Estimated Exercise Workload is a Predictor for Emergency Department Visits Following Bariatric Surgery
Kerrigan D, Carlin A, Alleman E, Pejsa-Reitz M, Peterson E, Ehrman J, and Keteyian S. Estimated Exercise Workload is a Predictor for Emergency Department Visits Following Bariatric Surgery. Surg Obes Relat Dis 2019; 15(10):S7.
Surg Obes Relat Dis
Background: Peak functional capacity is an independent predictor of mortality and preoperative-surgical risk. We sought to examine the relationship between estimated exercise training workload and complications after bariatric surgery. Methods: Patients who participated in an exercise class prior to bariatric surgery at a single institution between January 2015 and June 2018 were included in the analysis. Exercise was led by a clinical exercise physiologist who guided exercise intensity based on patient perceived exertion. Workloads performed on a treadmill or a seated recumbent stepper (i.e., NuStep) were converted to metabolic equivalents of task (METS) using validated equations.

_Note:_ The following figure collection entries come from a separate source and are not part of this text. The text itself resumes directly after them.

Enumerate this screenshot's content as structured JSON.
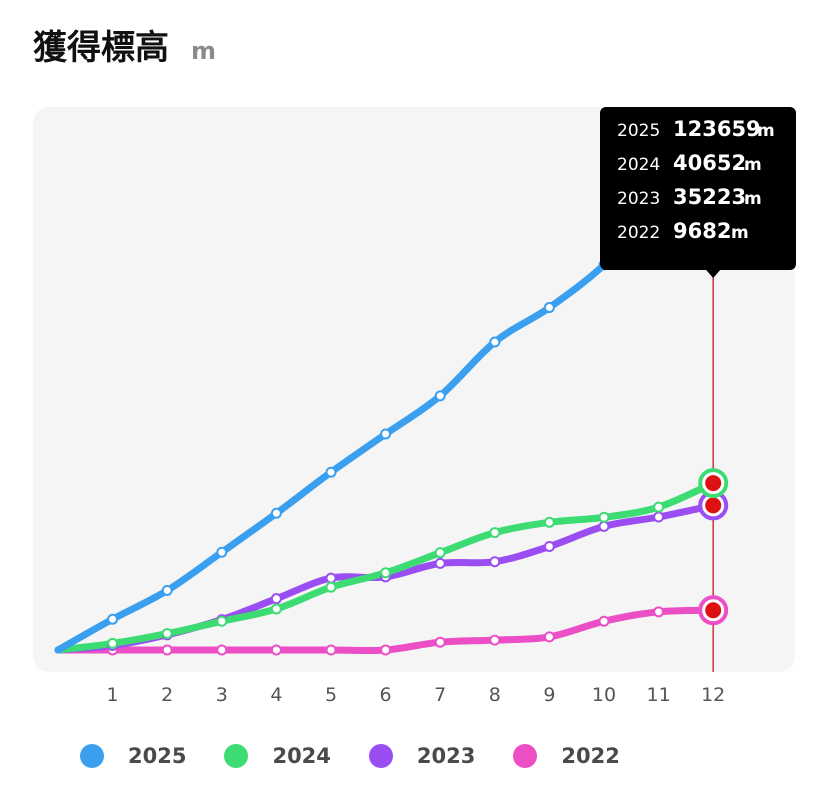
{
  "header": {
    "title": "獲得標高",
    "unit": "m"
  },
  "chart_data": {
    "type": "line",
    "x": [
      0,
      1,
      2,
      3,
      4,
      5,
      6,
      7,
      8,
      9,
      10,
      11,
      12
    ],
    "x_tick_labels": [
      "1",
      "2",
      "3",
      "4",
      "5",
      "6",
      "7",
      "8",
      "9",
      "10",
      "11",
      "12"
    ],
    "ylim": [
      0,
      132000
    ],
    "grid": false,
    "legend_position": "bottom",
    "series": [
      {
        "name": "2025",
        "color": "#3b9ff0",
        "values": [
          0,
          7500,
          14500,
          23800,
          33300,
          43300,
          52600,
          61900,
          75000,
          83400,
          93800,
          108000,
          123659
        ]
      },
      {
        "name": "2024",
        "color": "#3ddc73",
        "values": [
          0,
          1600,
          4000,
          7000,
          10000,
          15300,
          18800,
          23700,
          28600,
          31100,
          32300,
          34800,
          40652
        ]
      },
      {
        "name": "2023",
        "color": "#9a4ef2",
        "values": [
          0,
          1100,
          3700,
          7400,
          12500,
          17500,
          17800,
          21100,
          21500,
          25200,
          30100,
          32400,
          35223
        ]
      },
      {
        "name": "2022",
        "color": "#ec4ec5",
        "values": [
          0,
          0,
          0,
          0,
          0,
          0,
          0,
          1900,
          2400,
          3200,
          7000,
          9300,
          9682
        ]
      }
    ],
    "selected_index": 12,
    "tooltip": {
      "rows": [
        {
          "year": "2025",
          "value": "123659",
          "unit": "m"
        },
        {
          "year": "2024",
          "value": "40652",
          "unit": "m"
        },
        {
          "year": "2023",
          "value": "35223",
          "unit": "m"
        },
        {
          "year": "2022",
          "value": "9682",
          "unit": "m"
        }
      ]
    }
  }
}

An odds ratio (OR) was calculated to predict if exercise METS were related to the following events: emergency department (ED) visits, hospital readmission, length of stay, or surgical complications. Results: 684 patients were included in the analysis (age = 45 + 10 yr; BMI = 47 + 7 kg/m2). The majority of patients were female (84%) and underwent sleeve gastrectomy (73%). 57 events were observed (8.3%), the majority of which were 30-day ED visits (44 events). Estimated METS during exercise training were predictive of both overall events, as well as 30-day ED visits (Table). After adjustment, METS remained predictive of 30-day ED visits. Values below 2.7 METS were related to the highest risk. Conclusion: Higher exercise METS levels prior to bariatric surgery were predictive of lower 30-day ED visit rates, with each 1 MET increase associated with a 48% reduction in risk. Pre-operative exercise training workload may help further stratify surgical risk.